基于蜻蜓翅几何及刚度相似性的仿生扑翼结构
收稿日期: 2022-09-09
修回日期: 2022-11-27
录用日期: 2023-01-04
网络出版日期: 2023-01-18
基金资助
国家自然科学基金(11972079)
A dragonfly-like flapping wing structure based on geometry and stiffness similarity
Received date: 2022-09-09
Revised date: 2022-11-27
Accepted date: 2023-01-04
Online published: 2023-01-18
Supported by
National Natural Science Foundation of China(11972079)
目前对于扑翼和扑旋翼飞行器的研究主要致力于实现仿生拍动模式的机构设计和气动特性分析,对昆虫翅的研究主要在微观尺度的生物学构成以及材料和力学特性。采用主成分分析法可建立昆虫翅展向抗弯刚度与几何形态参数之间的关系。以仿蜻蜓翅的扑翼设计为例,根据蜻蜓翅脉的分布可设计具有几何相似性的扑翼模型,进而基于蜻蜓翅的展向抗弯刚度实验结果建立仿蜻蜓翅扑翼设计的刚度相似性准则,以刚度相似性为约束对扑翼进行结构优化,分别制作了仅具有蜻蜓翅刚度相似性的矩形扑翼(JX-翼)、仅具有蜻蜓翅几何相似性的扑翼(JH-翼)、基于蜻蜓翅几何相似性和刚度相似性的仿生扑翼(GD-翼),并采用扑旋翼模型分别对这3种扑翼在5~15 Hz的拍动频率范围内进行了升力测试实验。结果表明,基于几何相似性及刚度相似性设计的GD-翼在12.5 Hz拍动频率时产生的升力比仅基于刚度相似性的矩形JX-翼提高25%,在低于6.5 Hz时与仅基于几何相似性设计的JH-翼相近,但在高于8 Hz时比JH-翼的升力大2倍以上。基于蜻蜓翅的几何相似性和刚度相似性的扑翼结构设计方法为提高仿生扑翼和扑旋翼的气动升力和效率提供了新的路径。

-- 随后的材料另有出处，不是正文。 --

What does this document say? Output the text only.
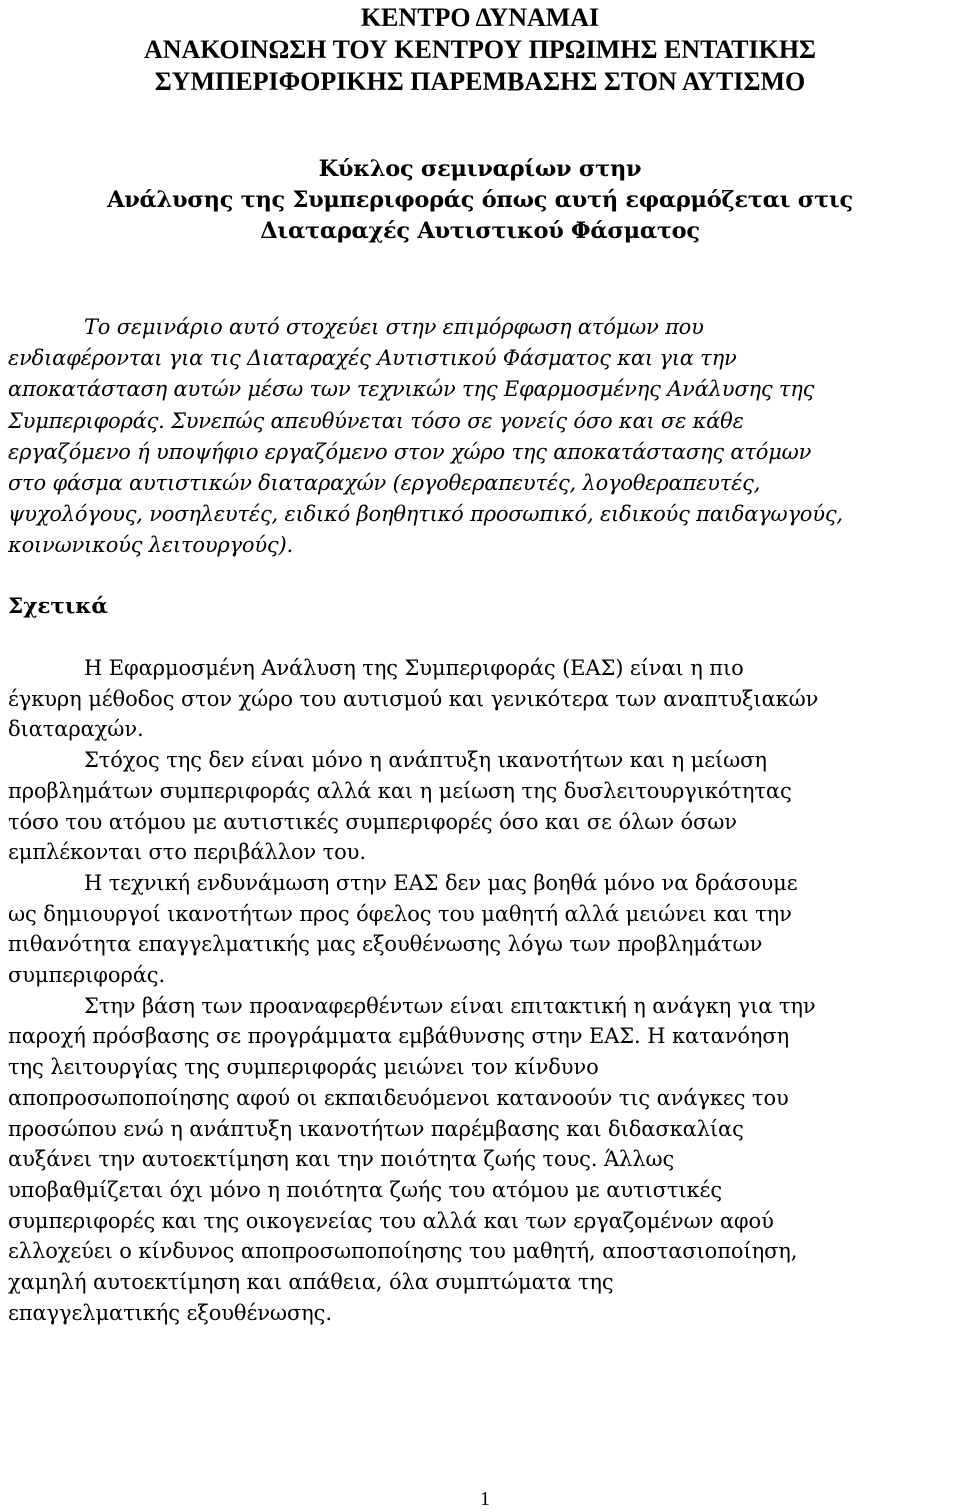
ΚΕΝΤΡΟ ΔΥΝΑΜΑΙ
ΑΝΑΚΟΙΝΩΣΗ ΤΟΥ ΚΕΝΤΡΟΥ ΠΡΩΙΜΗΣ ΕΝΤΑΤΙΚΗΣ
ΣΥΜΠΕΡΙΦΟΡΙΚΗΣ ΠΑΡΕΜΒΑΣΗΣ ΣΤΟΝ ΑΥΤΙΣΜΟ
Κύκλος σεμιναρίων στην
Ανάλυσης της Συμπεριφοράς όπως αυτή εφαρμόζεται στις
Διαταραχές Αυτιστικού Φάσματος
Το σεμινάριο αυτό στοχεύει στην επιμόρφωση ατόμων που
ενδιαφέρονται για τις Διαταραχές Αυτιστικού Φάσματος και για την
αποκατάσταση αυτών μέσω των τεχνικών της Εφαρμοσμένης Ανάλυσης της
Συμπεριφοράς. Συνεπώς απευθύνεται τόσο σε γονείς όσο και σε κάθε
εργαζόμενο ή υποψήφιο εργαζόμενο στον χώρο της αποκατάστασης ατόμων
στο φάσμα αυτιστικών διαταραχών (εργοθεραπευτές, λογοθεραπευτές,
ψυχολόγους, νοσηλευτές, ειδικό βοηθητικό προσωπικό, ειδικούς παιδαγωγούς,
κοινωνικούς λειτουργούς).
Σχετικά
Η Εφαρμοσμένη Ανάλυση της Συμπεριφοράς (ΕΑΣ) είναι η πιο
έγκυρη μέθοδος στον χώρο του αυτισμού και γενικότερα των αναπτυξιακών
διαταραχών.
Στόχος της δεν είναι μόνο η ανάπτυξη ικανοτήτων και η μείωση
προβλημάτων συμπεριφοράς αλλά και η μείωση της δυσλειτουργικότητας
τόσο του ατόμου με αυτιστικές συμπεριφορές όσο και σε όλων όσων
εμπλέκονται στο περιβάλλον του.
Η τεχνική ενδυνάμωση στην ΕΑΣ δεν μας βοηθά μόνο να δράσουμε
ως δημιουργοί ικανοτήτων προς όφελος του μαθητή αλλά μειώνει και την
πιθανότητα επαγγελματικής μας εξουθένωσης λόγω των προβλημάτων
συμπεριφοράς.
Στην βάση των προαναφερθέντων είναι επιτακτική η ανάγκη για την
παροχή πρόσβασης σε προγράμματα εμβάθυνσης στην ΕΑΣ. Η κατανόηση
της λειτουργίας της συμπεριφοράς μειώνει τον κίνδυνο
αποπροσωποποίησης αφού οι εκπαιδευόμενοι κατανοούν τις ανάγκες του
προσώπου ενώ η ανάπτυξη ικανοτήτων παρέμβασης και διδασκαλίας
αυξάνει την αυτοεκτίμηση και την ποιότητα ζωής τους. Άλλως
υποβαθμίζεται όχι μόνο η ποιότητα ζωής του ατόμου με αυτιστικές
συμπεριφορές και της οικογενείας του αλλά και των εργαζομένων αφού
ελλοχεύει ο κίνδυνος αποπροσωποποίησης του μαθητή, αποστασιοποίηση,
χαμηλή αυτοεκτίμηση και απάθεια, όλα συμπτώματα της
επαγγελματικής εξουθένωσης.
1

贺媛媛 , 杨炫 , 韩慧 , 王琦琛 , 张航 . 基于蜻蜓翅几何及刚度相似性的仿生扑翼结构[J]. 航空学报, 2023 , 44(14) : 227987 -227987 . DOI: 10.7527/S1000-6893.2022.27987
At present, the research on flapping wing and flapping wing rotor micro aerial vehicles is mainly focused on the flapping mechanism design and aerodynamic characteristics analysis. The research on insect wings is mainly focused on the biological composition in micro scale, the material and mechanics. In the present study, the principal component analysis method is used to establish the relationship between the spanwise bending stiffness and the geometric parameters of insect wings. Taking the dragonfly-like flapping wing design as an example, a bionic flapping wing of geometric similarity to the structure layout of a dragonfly wing was designed. In addition, a stiffness similarity criterion for the dragonfly-like flapping wing design was established based on the experimental results of the spanwise bending stiffness of the dragonfly wings. The flapping wing structure was then optimized by using the stiffness similarity criteria as a design constraint. Test samples of a flapping wing (JX-wing) of rectangular shape and only stiffness similarity to dragonfly wings, a flapping wing (JH-wing) with only geometric similarity to dragonfly wings and a flapping wing (GD-wing) of both geometric and stiffness similarity to dragonfly wings were manufactured. Aerodynamic lift forces of those flapping wings were measured in the flapping frequency range of 5-15 Hz based on a flapping wing rotor test platform. The test results show that the GD-wing of both geometric and stiffness similarity can generate 25% higher lift than the rectangular JX-wing of only stiffness similarity at 12.5 Hz flapping frequency. The lift produced by the GD-wing of both geometric and stiffness similarity is close to the JH-wing of only geometric similarity when the flapping frequency is below 6.5 Hz, but increased to at least twice larger than the JH-wing when the flapping frequency is above 8 Hz. The flapping wing structure design method based on both geometric similarity and stiffness similarity provides a pass-way to improve the aerodynamic lift and efficiency of flapping wing and flapping wing rotor.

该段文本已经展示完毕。